A variant of a highly damaging espionage malware has returned, one which attacked governments and other enterprises around the globe early last year.
Named MiniDuke, the malware previously operated through a vulnerability in Adobe Reader. Now, attackers have redeployed the advanced virus as an attachment. Used under the names CosmicDuke and TinyBaron, the malware is now being spread, according to SCMagazine, via spearfishing and imposter applications.
These applications can be across a range of services, with Google and Adobe likely to be targets. It's able to trick users by veiling file size, information and even icons.
In addition to new functionality and a new name, another set of victims is being targeted this time around.

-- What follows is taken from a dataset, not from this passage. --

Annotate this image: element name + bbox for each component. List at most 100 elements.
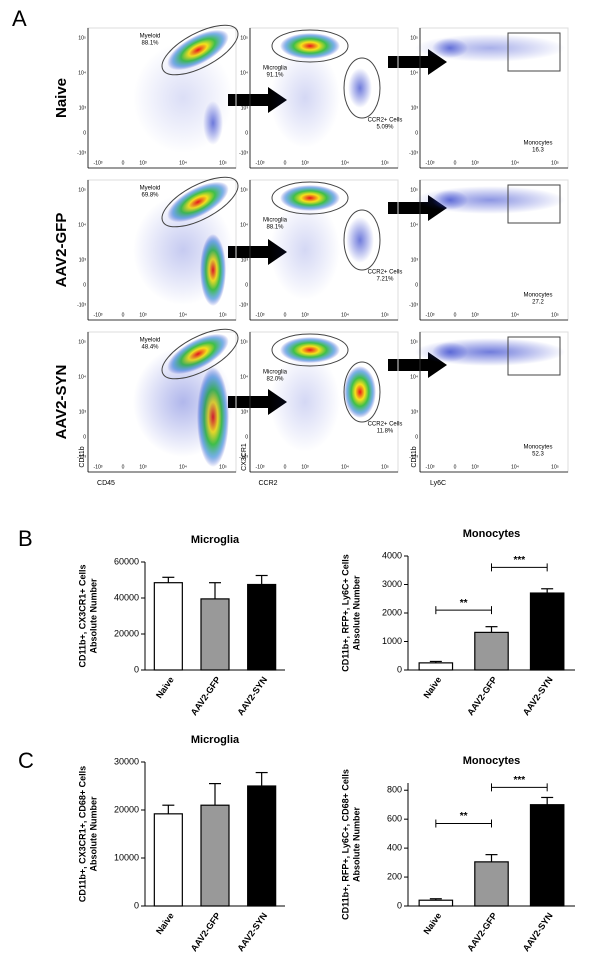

Kurt Baumgartner, a principal security researcher with Kaspersky Lab, shed light on the possible victims when speaking to SCMagazine.
"Some are clustered around controlled and illegal substances, and others are clustered around telecoms, government, military, and energy [sectors]," Baumgartner said.
The malware was found by Kaspersky and CrySys Lab to have struck 59 victims across 23 countries since inception in 2012. Government offices were a large target, with Belgium, Romania and Ireland all being hit.
Reports from Romanian anti-virus firm Bitdefender discovered that it could have been in use as far back as 2011.
There's no doubt that businesses need to be aware of the dangers malware poses, and put appropriate security audit processes in place to locate possible malicious files on staff computers.
Malware is a constant threat to both businesses and government around the globe, disrupting and damaging computer operations. Often disguised as harmless software, the effects are highly damaging and every possible measure needs to be taken to ensure security.
Neglecting to do so can be highly damaging, and lead to significant security compromises.